Celebrating the Generosity of Native American People By Sen. John Thune

Celebrating the Generosity of Native American People

By Sen. John Thune

When Thanksgiving approaches each year, I’m reminded of the kindness and generosity Native Americans extended to the Pilgrims at Plymouth Rock nearly 400 years ago. With the help of Native Americans, Pilgrims learned how to cultivate corn, where to hunt and fish, how to extract sap from maple trees, and many other skills that helped these early settlers survive and prosper.  

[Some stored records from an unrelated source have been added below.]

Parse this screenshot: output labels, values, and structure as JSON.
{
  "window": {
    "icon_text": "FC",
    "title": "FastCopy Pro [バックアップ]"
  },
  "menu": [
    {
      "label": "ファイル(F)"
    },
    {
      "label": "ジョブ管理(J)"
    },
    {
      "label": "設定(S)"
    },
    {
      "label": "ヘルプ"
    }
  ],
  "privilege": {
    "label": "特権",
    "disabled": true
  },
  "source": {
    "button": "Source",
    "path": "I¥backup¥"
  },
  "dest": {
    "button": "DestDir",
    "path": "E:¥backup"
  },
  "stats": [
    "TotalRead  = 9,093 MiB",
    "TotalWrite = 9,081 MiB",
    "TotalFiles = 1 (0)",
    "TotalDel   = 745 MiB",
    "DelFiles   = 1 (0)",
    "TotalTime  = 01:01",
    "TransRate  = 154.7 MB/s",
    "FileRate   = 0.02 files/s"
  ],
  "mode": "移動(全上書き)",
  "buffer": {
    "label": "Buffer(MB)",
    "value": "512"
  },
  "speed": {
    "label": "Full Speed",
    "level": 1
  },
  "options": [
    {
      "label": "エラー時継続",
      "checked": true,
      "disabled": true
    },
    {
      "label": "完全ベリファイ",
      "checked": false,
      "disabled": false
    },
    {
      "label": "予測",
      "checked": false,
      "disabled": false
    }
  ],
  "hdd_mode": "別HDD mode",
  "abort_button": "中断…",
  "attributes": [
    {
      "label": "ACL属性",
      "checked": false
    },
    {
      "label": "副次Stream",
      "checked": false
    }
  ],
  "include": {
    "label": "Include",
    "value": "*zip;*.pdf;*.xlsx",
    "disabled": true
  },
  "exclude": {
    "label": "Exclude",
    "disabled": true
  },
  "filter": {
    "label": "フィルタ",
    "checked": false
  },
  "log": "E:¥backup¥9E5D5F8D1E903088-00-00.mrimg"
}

While each tribe has its own unique set of customs, traditions, and language, it seems like the common thread among tribes is an enormous sense of generosity. In South Dakota, the Lakota, Dakota, and Nakota people have taught us that family should be at the center of life, relationships are more precious than any material gain, and standing up for what we believe in is an important quality in life.  

While South Dakota is one of the few states that celebrates Native American Day rather than Columbus Day, I don’t think one day is enough to honor their contributions to our state and nation. That’s why I’m a proud cosponsor of a recently passed congressional resolution recognizing November as National Native American Heritage Month. November is designated each year as the month to reflect on Native American sacrifices, contributions, history, and shaping of America. And as South Dakotans know, we have plenty of that to celebrate across the state.

As South Dakotans, we have the unique opportunity to witness and learn firsthand about the authentic and rich cultures of the Lakota, Dakota, and Nakota ways. Attending a powwow or visiting a tribal community are great examples. Some of the earliest tribal traditions of song and dance are displayed throughout the state, and memorials like the Crazy Horse monument will forever remind us of the legacy of the courageous Lakota warrior.

Just recently, Dignity, a breathtaking statue of a Native American woman with a starquilt draped over her shoulders, was unveiled, and according to the sculptor, it’s a tribute to “the pride and strength and durability of the native cultures.” And the Lakota Nation Invitational — where sports fans have gathered to see some of our best Native youth display their incredible athletic talent for more than 40 years — is a favorite event of mine.

I hope all South Dakotans take time this November to reflect on the numerous contributions Native Americans have made to the rich heritage of our state. We have a lot to celebrate, so be sure to get out there and take advantage of these opportunities.